I was 15 years old when my father, a guitar-playing rounder who performed in levee honkytonks and elsewhere during the Great Depression and beyond, died of occupational lung disease at age 48 in 1965. He followed in the footsteps of his banjo-playing father, who was 49 in 1937 when he, too, died of occupational lung disease after running a coal shovel in the Ilasco quarries of the Atlas Portland Cement Company for nearly 15 years. The year before Daddy became too sick to run a hammer drill and bust up limestone rock with a sledgehammer and a team of blasters in the same quarries, he taught me to play a Jimmy Rodgers song, “Waiting for a Train,” and “In the Garden,” a gospel song by C. Austin Miles. Soon I took guitar lessons from Maceo Wilson, a multi-instrumentalist jazz/swing musician from Hannibal.



In graduate school, I began to write songs, including political protests, but not until 2000 did I embrace songwriting as a way of life after attending Kent Finlay’s weekly Songwriters Circle at Cheatham Street Warehouse in San Marcos, Texas.
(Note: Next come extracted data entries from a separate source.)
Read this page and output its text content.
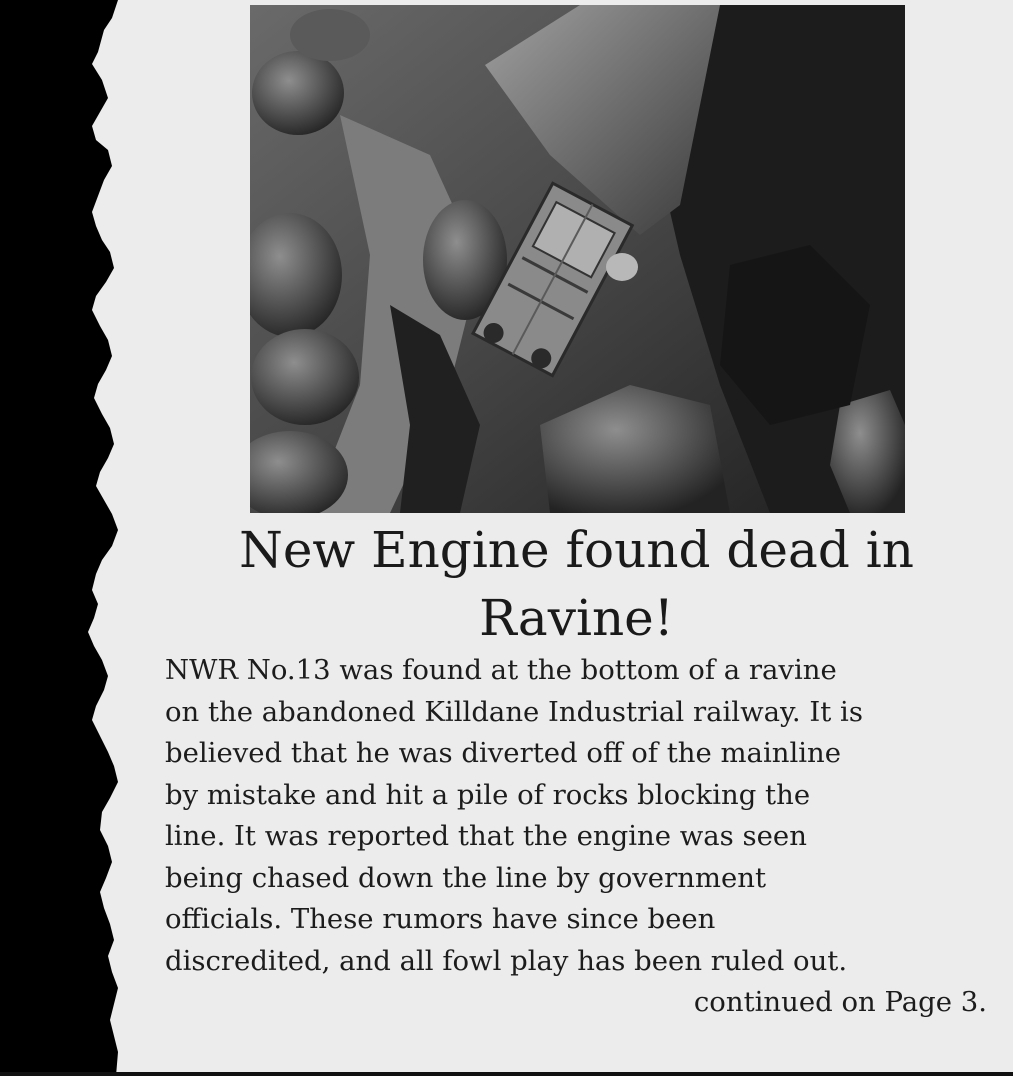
New Engine found dead in
Ravine!

NWR No.13 was found at the bottom of a ravine
on the abandoned Killdane Industrial railway. It is
believed that he was diverted off of the mainline
by mistake and hit a pile of rocks blocking the
line. It was reported that the engine was seen
being chased down the line by government
officials. These rumors have since been
discredited, and all fowl play has been ruled out.

continued on Page 3.
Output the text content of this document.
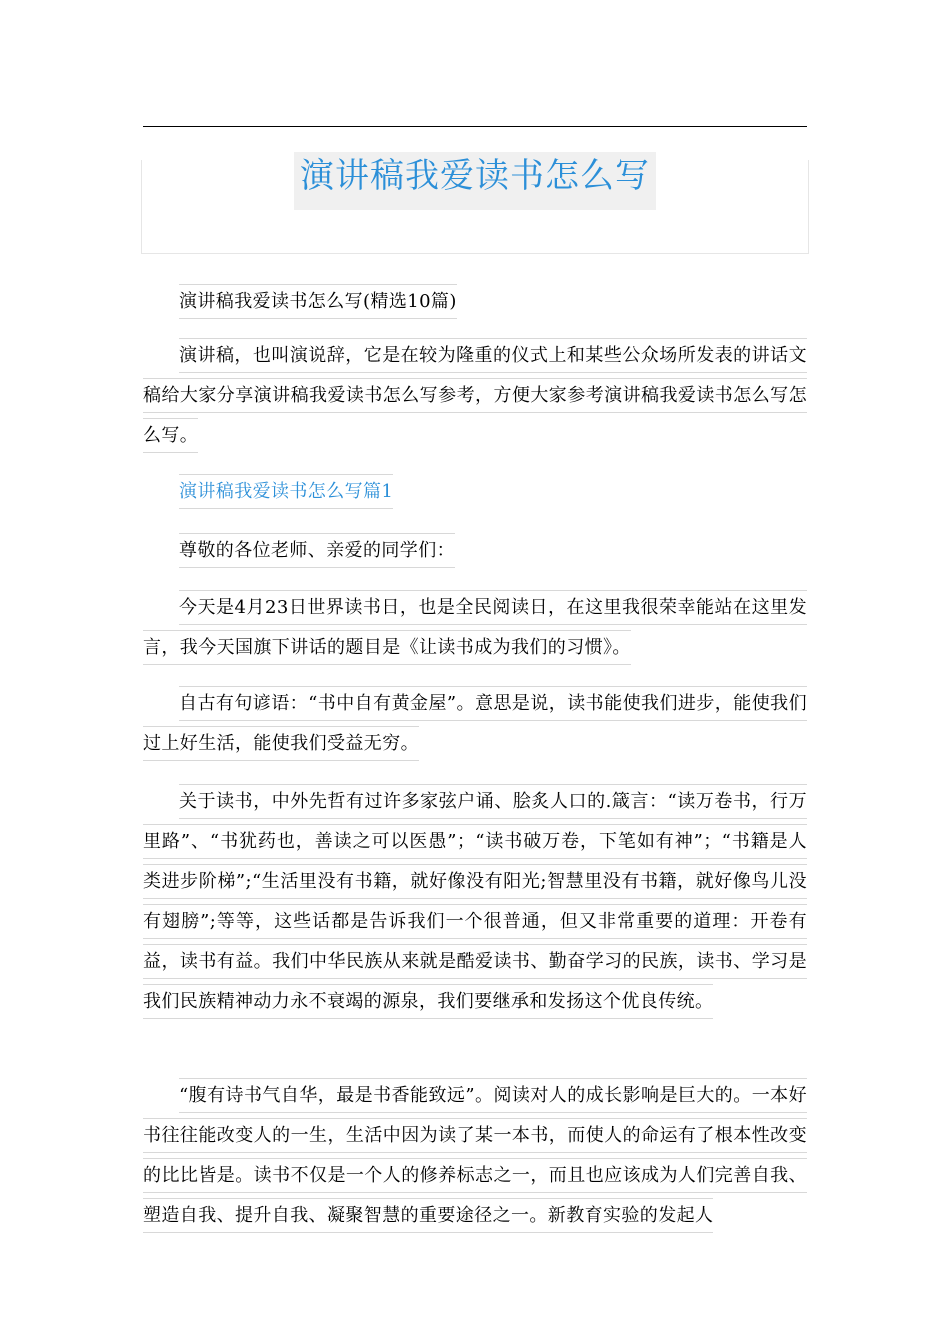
演讲稿我爱读书怎么写

演讲稿我爱读书怎么写(精选10篇)

演讲稿，也叫演说辞，它是在较为隆重的仪式上和某些公众场所发表的讲话文稿给大家分享演讲稿我爱读书怎么写参考，方便大家参考演讲稿我爱读书怎么写怎么写。

演讲稿我爱读书怎么写篇1

尊敬的各位老师、亲爱的同学们：

今天是4月23日世界读书日，也是全民阅读日，在这里我很荣幸能站在这里发言，我今天国旗下讲话的题目是《让读书成为我们的习惯》。

自古有句谚语：“书中自有黄金屋”。意思是说，读书能使我们进步，能使我们过上好生活，能使我们受益无穷。

关于读书，中外先哲有过许多家弦户诵、脍炙人口的.箴言：“读万卷书，行万里路”、“书犹药也，善读之可以医愚”；“读书破万卷，下笔如有神”；“书籍是人类进步阶梯”;“生活里没有书籍，就好像没有阳光;智慧里没有书籍，就好像鸟儿没有翅膀”;等等，这些话都是告诉我们一个很普通，但又非常重要的道理：开卷有益，读书有益。我们中华民族从来就是酷爱读书、勤奋学习的民族，读书、学习是我们民族精神动力永不衰竭的源泉，我们要继承和发扬这个优良传统。

“腹有诗书气自华，最是书香能致远”。阅读对人的成长影响是巨大的。一本好书往往能改变人的一生，生活中因为读了某一本书，而使人的命运有了根本性改变的比比皆是。读书不仅是一个人的修养标志之一，而且也应该成为人们完善自我、塑造自我、提升自我、凝聚智慧的重要途径之一。新教育实验的发起人
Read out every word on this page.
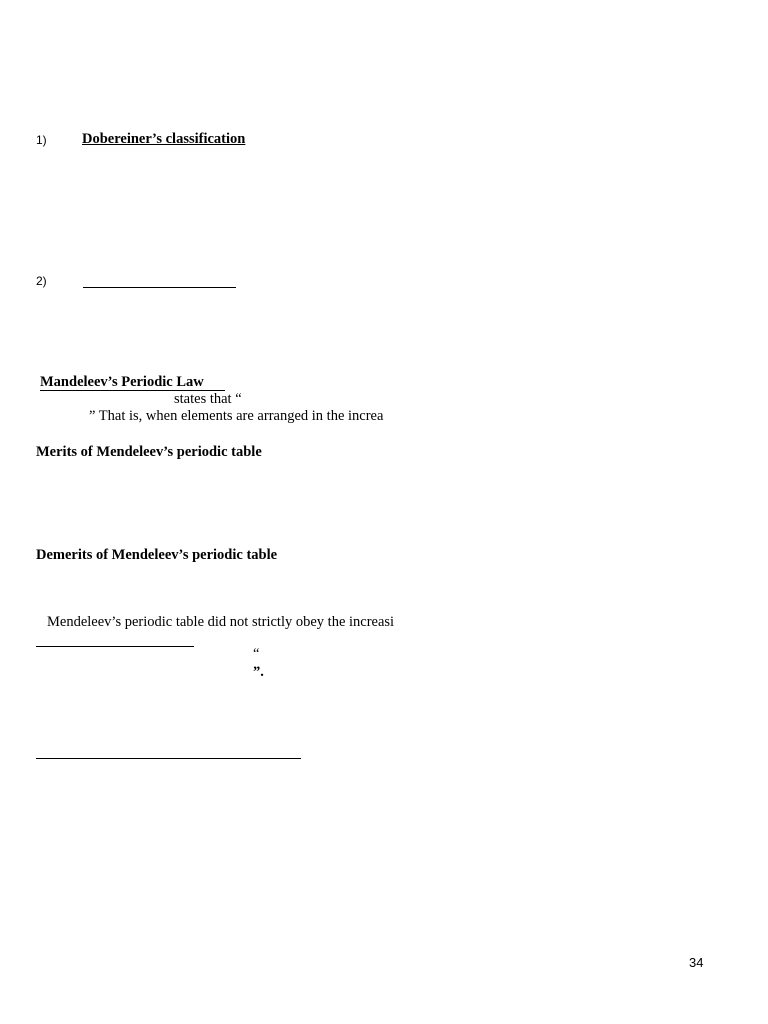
1) Dobereiner’s classification
2)
Mandeleev’s Periodic Law
states that “
” That is, when elements are arranged in the increa
Merits of Mendeleev’s periodic table
Demerits of Mendeleev’s periodic table
Mendeleev’s periodic table did not strictly obey the increasi
“
”.
34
Kent, a teacher and admirer of Mark Twain who gave George Strait and the Ace in the Hole Band their start at his humble honkytonk along the railroad tracks on October 13, 1975, nurtured the musical Mississippi River stories that flowed from my childhood experiences in Monkey Run. He helped me to unlock a pirate’s treasure chest of songwriting tales, images, characters, and the deepest of personal scars. The chest contained lost river stories to be unpacked and coaxed out in song. Thanks in part to Kent’s mentoring, my songs (and more recently, my childhood memoir) brought to life hard-edged as well as whimsical stories and earthy characters from the riverbank two miles south of Mark Twain Cave. The songs are both tragic and triumphant at times but always enduringly human. In March 2020, the Covid-19 pandemic shut down LIVE performances with my band, Doctor G and the Mudcats, but we return to the stage at Middleton Brewing in San Marcos on May 7, 2022. For a sample of my songs, click on the Youtube link and audio player below.

My music and historical research often engage each other in a storytelling dialectic. On this site, I will share some of my own songs and other music from and about the Mississippi River, its history, and the people who made the music. In particular, I will highlight the creative musical fountain that bubbled up from the sand, silt, and cobblestones on the levees in the vast river basin. The Mississippi may well have been “the highway of the poor,” as a travel writer observed more than a century ago aboard a steamboat, but the river sure blessed us with a rich musical heritage.
“The river is the highway of the poor.”
W.A. Curtis, “On the Upper Mississippi,” Magazine of History 20 (January 1915): 28.